Page 65 of Beauty and the Daddy
Oh, you're in trouble now, Belle.
So I adapt. Smile wider and pretend harder.
"You're awfully chipper," Declan says one afternoon, leaning against the doorframe to the living room like he invented suspicion.
"Just a beautiful day, is all," I shoot back.
Nights are the worst. Lying in bed, staring at the ceiling, trying not to think about the fact there's a heartbeat inside me that isn't mine.
I roll over, clutch my pillow, whisper to myself:Keep it together. You can do this. Just act normal.
It's a Monday when shit starts feeling real.
I'm rifling through my purse for lip gloss and realize my phone isn't there. No big deal—it's probably on the nightstand. Except it's not. Or on the dresser. Or under the bed.
Nowhere.
Panic detonates in my chest.
I tear through the room like a raccoon in a dumpster, tossing clothes on the chair, upending drawers. Nothing.
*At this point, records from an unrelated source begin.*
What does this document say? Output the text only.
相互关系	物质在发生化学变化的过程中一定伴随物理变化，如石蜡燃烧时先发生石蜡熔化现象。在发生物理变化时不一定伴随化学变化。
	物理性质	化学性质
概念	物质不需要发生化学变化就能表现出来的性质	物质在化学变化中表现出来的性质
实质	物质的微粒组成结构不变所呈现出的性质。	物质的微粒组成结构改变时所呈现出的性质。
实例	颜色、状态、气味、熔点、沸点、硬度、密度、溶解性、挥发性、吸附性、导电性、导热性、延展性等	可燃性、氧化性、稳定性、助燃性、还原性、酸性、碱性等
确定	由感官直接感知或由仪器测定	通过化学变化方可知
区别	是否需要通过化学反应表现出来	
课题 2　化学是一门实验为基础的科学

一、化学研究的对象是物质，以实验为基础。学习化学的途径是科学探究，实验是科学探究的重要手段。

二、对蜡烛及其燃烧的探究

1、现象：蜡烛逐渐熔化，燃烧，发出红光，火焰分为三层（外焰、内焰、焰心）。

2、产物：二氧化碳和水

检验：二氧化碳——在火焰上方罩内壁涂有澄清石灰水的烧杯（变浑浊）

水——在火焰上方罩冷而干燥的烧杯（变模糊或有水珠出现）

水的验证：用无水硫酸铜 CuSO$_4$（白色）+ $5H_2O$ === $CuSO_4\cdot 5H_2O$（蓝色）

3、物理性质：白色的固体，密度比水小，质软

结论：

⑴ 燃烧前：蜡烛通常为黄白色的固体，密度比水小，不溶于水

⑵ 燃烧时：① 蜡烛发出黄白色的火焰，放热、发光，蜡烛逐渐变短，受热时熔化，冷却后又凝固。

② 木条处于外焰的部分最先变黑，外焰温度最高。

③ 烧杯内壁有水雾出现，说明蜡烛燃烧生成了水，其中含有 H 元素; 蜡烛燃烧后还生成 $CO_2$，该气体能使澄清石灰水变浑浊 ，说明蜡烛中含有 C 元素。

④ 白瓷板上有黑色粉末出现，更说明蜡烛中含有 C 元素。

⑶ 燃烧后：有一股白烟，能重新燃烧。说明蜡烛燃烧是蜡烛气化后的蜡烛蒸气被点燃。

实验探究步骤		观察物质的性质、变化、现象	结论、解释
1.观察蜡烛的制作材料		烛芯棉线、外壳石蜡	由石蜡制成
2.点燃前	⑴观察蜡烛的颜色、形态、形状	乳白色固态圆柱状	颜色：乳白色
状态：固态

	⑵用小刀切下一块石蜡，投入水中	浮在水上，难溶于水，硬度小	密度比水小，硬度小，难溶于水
And that's when it hits me. I used it just before my shower. I know I had it in this very room.
If it isn't here, that means…
Someone took it.
Someone is watching me.
My stomach twists, and not in the morning-sickness way.
Then, I see it sticking out from under my pillow. I know I didn't leave it there.
My hands shake as I grab the phone, thumb hovering over the screen. If someone's seen my browser history, my appointment confirmations, my frantic Google searches about first trimester symptoms...
The clinic's number is right there in my recent calls. The pregnancy app I downloaded and immediately buried in a folder labeled "Shopping."
I'm not just caught. I'm fucked.
And in Luca's world, being fucked usually means being dead.
13
LUCA
Council meetings are exercises in controlled violence. Five old men who mistake age for authority, spreading across my office like they're granting me audience instead of the other way around.
Every forced smile scrapes my teeth. Every diplomatic nod feels like swallowing glass. They sit there in their thousand-dollar suits, playing puppet master with an empire they couldn't run for a day without bleeding out in the streets.
Don Fiorello's watching me from the corner of his eye. The others are scattered around like crows at a funeral.
My knuckles ache from clenching my fists with impatience. Two hours in, and we're still talking shipments and territory like it's 1950.
Declan sits beside me, sleeves rolled, hands in his pockets like he's too bored to care.
And he thinks he's fit to run my empire. What a colossal joke.
"The Russians are pushing into Brooklyn again," Don Fiorello says. "Your father would have taken care of this by now."